Career & Success

12 Stories About Gender, Power, and Progress for Women’s History Month

Some of our favorite articles about breakthroughs, biases, and bosses.

March 24, 2022

| by Justine Sombilon
Colorful and textural illustration of female presenting individuals with different hairstyles overlaid across the image. | Credit: iStock/Ada daSilva.

Stanford GSB researchers’ work on gender has covered everything from STEM to stones. | iStock/Ada daSilva

For Women’s History Month, we’ve rounded up a dozen timely and insightful Stanford Business articles about women’s experiences in the workplace, the classroom, and the world. The list includes a profile of some of the women who helped break gender barriers at Stanford Graduate School of Business, an interview with iconic designer Diane von Furstenberg, and faculty research about the intersection of gender, power, and progress.

Women are paid less than men for entry-level positions in engineering and tech.

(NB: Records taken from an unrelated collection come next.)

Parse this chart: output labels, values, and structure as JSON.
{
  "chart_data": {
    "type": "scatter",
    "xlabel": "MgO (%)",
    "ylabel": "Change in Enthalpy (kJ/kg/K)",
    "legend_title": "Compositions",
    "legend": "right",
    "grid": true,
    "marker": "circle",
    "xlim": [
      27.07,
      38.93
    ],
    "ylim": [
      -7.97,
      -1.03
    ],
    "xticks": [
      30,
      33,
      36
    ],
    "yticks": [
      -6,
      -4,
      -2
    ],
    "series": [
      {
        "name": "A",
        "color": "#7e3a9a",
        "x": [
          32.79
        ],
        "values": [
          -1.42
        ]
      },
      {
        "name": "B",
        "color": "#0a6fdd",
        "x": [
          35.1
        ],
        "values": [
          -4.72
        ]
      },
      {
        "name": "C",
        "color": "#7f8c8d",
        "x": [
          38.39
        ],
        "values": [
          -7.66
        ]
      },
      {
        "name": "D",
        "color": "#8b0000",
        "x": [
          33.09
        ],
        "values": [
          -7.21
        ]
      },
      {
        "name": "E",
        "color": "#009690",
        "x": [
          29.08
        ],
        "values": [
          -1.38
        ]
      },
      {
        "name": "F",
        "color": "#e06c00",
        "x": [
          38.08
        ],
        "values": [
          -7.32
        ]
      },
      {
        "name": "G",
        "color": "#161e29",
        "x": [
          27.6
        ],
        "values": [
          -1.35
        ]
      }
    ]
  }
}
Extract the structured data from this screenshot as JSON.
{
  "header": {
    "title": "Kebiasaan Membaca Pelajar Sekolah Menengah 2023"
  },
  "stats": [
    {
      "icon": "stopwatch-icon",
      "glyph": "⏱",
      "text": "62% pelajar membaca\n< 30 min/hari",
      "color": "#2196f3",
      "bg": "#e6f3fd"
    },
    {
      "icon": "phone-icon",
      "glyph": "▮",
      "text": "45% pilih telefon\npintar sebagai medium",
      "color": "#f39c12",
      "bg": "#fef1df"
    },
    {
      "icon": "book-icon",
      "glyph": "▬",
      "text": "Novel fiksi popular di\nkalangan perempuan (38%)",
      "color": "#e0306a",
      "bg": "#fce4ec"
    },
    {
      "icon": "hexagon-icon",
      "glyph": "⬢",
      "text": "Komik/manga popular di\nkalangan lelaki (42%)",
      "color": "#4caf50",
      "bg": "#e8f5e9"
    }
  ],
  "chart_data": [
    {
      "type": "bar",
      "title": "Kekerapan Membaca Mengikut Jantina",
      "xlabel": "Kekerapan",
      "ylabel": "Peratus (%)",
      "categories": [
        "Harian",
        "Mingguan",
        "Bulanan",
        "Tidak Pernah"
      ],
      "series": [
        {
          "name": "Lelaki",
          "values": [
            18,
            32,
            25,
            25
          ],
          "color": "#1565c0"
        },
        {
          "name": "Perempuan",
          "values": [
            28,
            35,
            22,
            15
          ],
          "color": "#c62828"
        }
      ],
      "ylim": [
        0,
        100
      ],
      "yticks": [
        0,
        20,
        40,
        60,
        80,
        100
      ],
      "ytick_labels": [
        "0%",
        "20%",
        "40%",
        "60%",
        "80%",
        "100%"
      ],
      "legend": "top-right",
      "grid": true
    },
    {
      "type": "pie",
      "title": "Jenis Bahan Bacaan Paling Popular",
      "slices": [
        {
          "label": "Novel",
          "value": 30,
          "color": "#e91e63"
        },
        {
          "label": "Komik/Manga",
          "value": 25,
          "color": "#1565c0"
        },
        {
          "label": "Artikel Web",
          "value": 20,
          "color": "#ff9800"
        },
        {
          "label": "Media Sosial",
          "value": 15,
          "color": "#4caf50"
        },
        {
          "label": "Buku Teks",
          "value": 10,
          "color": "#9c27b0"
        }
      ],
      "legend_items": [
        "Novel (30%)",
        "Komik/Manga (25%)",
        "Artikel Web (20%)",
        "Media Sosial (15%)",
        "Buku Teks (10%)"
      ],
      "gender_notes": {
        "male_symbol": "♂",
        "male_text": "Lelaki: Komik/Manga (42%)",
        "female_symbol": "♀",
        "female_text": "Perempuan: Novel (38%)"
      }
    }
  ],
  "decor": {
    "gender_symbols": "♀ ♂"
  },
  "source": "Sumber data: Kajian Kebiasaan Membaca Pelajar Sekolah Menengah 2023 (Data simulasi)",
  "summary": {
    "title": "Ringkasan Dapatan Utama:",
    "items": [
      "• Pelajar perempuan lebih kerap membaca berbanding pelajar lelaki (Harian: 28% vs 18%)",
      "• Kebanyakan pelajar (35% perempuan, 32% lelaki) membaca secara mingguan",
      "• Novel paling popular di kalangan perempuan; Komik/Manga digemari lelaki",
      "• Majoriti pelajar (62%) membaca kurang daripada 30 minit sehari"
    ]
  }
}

Research by Professor Adina Sterling finds it has nothing to do with their skill levels but rather a disparity in self-confidence.

Five women who enrolled at Stanford GSB at the height of the women’s movement remember their time on campus as an inflection point for themselves and the school. And don’t miss this video in which three of the women recall how they documented their experience in a presentation called “What’s a Nice Girl Doing in a Place Like This?”

Women working in high tech have described their experiences as a “death by a thousand cuts.” A study details how the inhospitable environment is made worse by micro-aggressions and a lack of acknowledgment that there’s a problem in the first place.

The creator of the quintessential wrap dress talks about losing everything and building herself back up. “Thanks to this dress,” von Furstenberg says, “I became more confident and I shared that confidence with other women.”

Professors Sarah Soule and Shelley Correll’s research suggests that customers are less inclined to buy traditionally “male” products if they think they’ve been made by women. “There’s an assumption that your woman-made craft beer, screwdriver, or roof rack just won’t be as good,” Soule says.

A study pinpoints how and when managers’ beliefs about gender creep into their evaluations of employees, particularly in evaluations surrounding personality, future potential, and the idea of exceptionalism.